Now the 66-year-old doctor, who never dreamed of owning a tree, has avocado, papaya and lemon trees in meter-deep troughs. Hundreds more plants grow in pots and in the lawn that he planted on his first floor apartment’s bare concrete yard 15 minutes from Hong Kong island’s CBD.
“When people first looked at the photographs in the book they didn’t believe I could grow all those plants. The Hong Kong Gardening Society came over to check!” he said.
Engineer Furn Li’s four-year transformation of his concrete balcony won him Singapore’s inaugural apartment gardener of the year award last year. Created for his wife, it reminds him of growing up surrounded by trees in Malaysia, he said.
While others lack the time and resources to build beautiful fountains and custom-fit fiberglass fish tanks, many share the desire to connect with pre-high-rise roots.
Eighty-two percent of Singapore’s 4.5 million people live in cookie-cutter tower blocks built by the government Housing Development Board (HDB), with the rest either in high-rise private condominiums or private houses.
But memories of pre-high-rise life in the “kampung” -- the Malay word for village -- remain strong, explained Boon Kiat, whose lush seventh-floor balcony is alive with orchids, violets, ylang ylang, and a red flowering rose.

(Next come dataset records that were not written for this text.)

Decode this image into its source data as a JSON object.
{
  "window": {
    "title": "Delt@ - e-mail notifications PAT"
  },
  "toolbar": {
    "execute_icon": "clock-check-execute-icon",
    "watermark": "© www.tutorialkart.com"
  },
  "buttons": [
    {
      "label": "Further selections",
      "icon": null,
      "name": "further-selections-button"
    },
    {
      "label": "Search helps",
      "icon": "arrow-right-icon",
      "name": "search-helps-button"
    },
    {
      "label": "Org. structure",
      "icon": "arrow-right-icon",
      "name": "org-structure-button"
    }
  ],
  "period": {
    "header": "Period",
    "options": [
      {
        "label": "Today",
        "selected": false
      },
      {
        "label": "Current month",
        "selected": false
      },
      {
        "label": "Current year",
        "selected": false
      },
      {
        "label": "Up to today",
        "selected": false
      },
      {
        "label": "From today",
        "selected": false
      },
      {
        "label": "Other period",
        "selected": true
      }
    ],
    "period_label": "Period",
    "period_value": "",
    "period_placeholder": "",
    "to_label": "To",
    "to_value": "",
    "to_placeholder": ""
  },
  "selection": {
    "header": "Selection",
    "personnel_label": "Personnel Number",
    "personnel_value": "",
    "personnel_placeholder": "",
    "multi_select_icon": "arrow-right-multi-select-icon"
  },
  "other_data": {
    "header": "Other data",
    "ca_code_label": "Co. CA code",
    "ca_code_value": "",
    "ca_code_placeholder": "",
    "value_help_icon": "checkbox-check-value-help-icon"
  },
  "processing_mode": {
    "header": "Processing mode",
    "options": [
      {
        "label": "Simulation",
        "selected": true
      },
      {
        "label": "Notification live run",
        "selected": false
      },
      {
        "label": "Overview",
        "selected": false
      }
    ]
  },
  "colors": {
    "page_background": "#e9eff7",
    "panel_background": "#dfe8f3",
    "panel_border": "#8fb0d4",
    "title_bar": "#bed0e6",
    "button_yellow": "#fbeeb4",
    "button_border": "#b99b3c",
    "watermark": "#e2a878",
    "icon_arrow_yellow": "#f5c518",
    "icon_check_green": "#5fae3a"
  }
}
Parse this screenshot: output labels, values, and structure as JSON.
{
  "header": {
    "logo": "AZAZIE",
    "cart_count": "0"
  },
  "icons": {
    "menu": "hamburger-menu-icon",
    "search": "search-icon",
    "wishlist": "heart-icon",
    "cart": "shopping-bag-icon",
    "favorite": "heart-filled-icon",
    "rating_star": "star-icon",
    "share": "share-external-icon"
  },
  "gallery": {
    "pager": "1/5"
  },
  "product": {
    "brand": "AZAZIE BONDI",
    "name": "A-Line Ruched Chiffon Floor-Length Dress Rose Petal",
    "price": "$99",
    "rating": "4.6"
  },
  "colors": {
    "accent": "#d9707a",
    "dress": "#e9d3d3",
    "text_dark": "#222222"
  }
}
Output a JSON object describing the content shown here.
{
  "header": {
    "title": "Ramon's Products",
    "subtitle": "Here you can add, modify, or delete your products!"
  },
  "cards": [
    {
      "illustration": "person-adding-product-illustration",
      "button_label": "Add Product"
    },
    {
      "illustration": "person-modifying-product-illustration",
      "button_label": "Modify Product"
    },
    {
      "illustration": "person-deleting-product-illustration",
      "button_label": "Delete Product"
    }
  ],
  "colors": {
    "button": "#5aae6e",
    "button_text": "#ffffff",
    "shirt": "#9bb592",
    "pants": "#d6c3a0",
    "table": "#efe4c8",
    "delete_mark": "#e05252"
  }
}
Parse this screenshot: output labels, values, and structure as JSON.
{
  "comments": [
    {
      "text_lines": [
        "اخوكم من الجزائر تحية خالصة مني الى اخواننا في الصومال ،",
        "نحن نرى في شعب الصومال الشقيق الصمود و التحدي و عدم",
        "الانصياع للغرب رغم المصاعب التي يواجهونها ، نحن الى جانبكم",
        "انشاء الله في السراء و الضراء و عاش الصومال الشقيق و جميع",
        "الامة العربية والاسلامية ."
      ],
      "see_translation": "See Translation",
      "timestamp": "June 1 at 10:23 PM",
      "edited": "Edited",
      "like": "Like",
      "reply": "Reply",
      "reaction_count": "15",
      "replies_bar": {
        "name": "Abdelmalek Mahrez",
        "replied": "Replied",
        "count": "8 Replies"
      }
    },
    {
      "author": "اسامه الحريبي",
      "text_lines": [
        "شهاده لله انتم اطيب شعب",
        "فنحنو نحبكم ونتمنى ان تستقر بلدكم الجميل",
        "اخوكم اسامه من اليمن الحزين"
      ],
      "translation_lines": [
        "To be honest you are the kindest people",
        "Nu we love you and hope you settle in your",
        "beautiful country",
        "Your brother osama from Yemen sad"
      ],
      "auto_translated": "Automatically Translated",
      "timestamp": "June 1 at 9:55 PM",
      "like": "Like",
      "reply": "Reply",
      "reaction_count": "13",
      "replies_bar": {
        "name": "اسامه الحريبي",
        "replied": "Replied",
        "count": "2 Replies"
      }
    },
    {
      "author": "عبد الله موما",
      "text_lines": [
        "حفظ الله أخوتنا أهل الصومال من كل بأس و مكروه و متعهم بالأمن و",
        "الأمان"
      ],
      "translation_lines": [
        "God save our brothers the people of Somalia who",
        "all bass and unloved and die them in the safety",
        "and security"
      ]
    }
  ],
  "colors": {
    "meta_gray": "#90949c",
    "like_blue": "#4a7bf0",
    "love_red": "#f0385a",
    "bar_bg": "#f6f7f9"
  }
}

“People miss their kampung days when they had durian and banana trees; so they try to bring their childhood back into the apartment,” the 36-year old engineer said.
In cramped cities, owning green space ties into wider issues of who can afford what, said Singaporean academic Lai Ah Eng, who studies community social relations.
“Where you live and in what type of dwelling is one of the main status markers in land-scarce and status-conscious Singapore... Though there are also those who don’t care a hoot”.
A green image has long been a hip selling point for property developers knocking up condominiums with names like Orchard View and Blossom Grove.
Now governments are touting greenery’s many benefits.
As well as reducing air and noise pollution, plants lower ambient air temperatures through evapo-transpiration, and by blocking heat from the sun with their leaves.
Beijing has pledged to add 100,000 square meters of roof gardens every year from 2007-2010. And last month Singapore, the “garden city”, unveiled its first “green” housing estate, with walls of cooling greenery hardwired into its architecture.
“From the scientific point of view, every plant produces a cooling effect,” said Professor Nyuk Hien Wong, of the Department of Building at the National University of Singapore, who designs the green walls.
“The rule of thumb is one degree less is a five percent (energy) saving”.
Against this backdrop, Asia’s apartment gardeners are taking a small, but important, step in the right direction, he said.
“If you look at it as one individual unit doing that, it may not be that significant. But if everybody is doing it, there may be a very big impact”.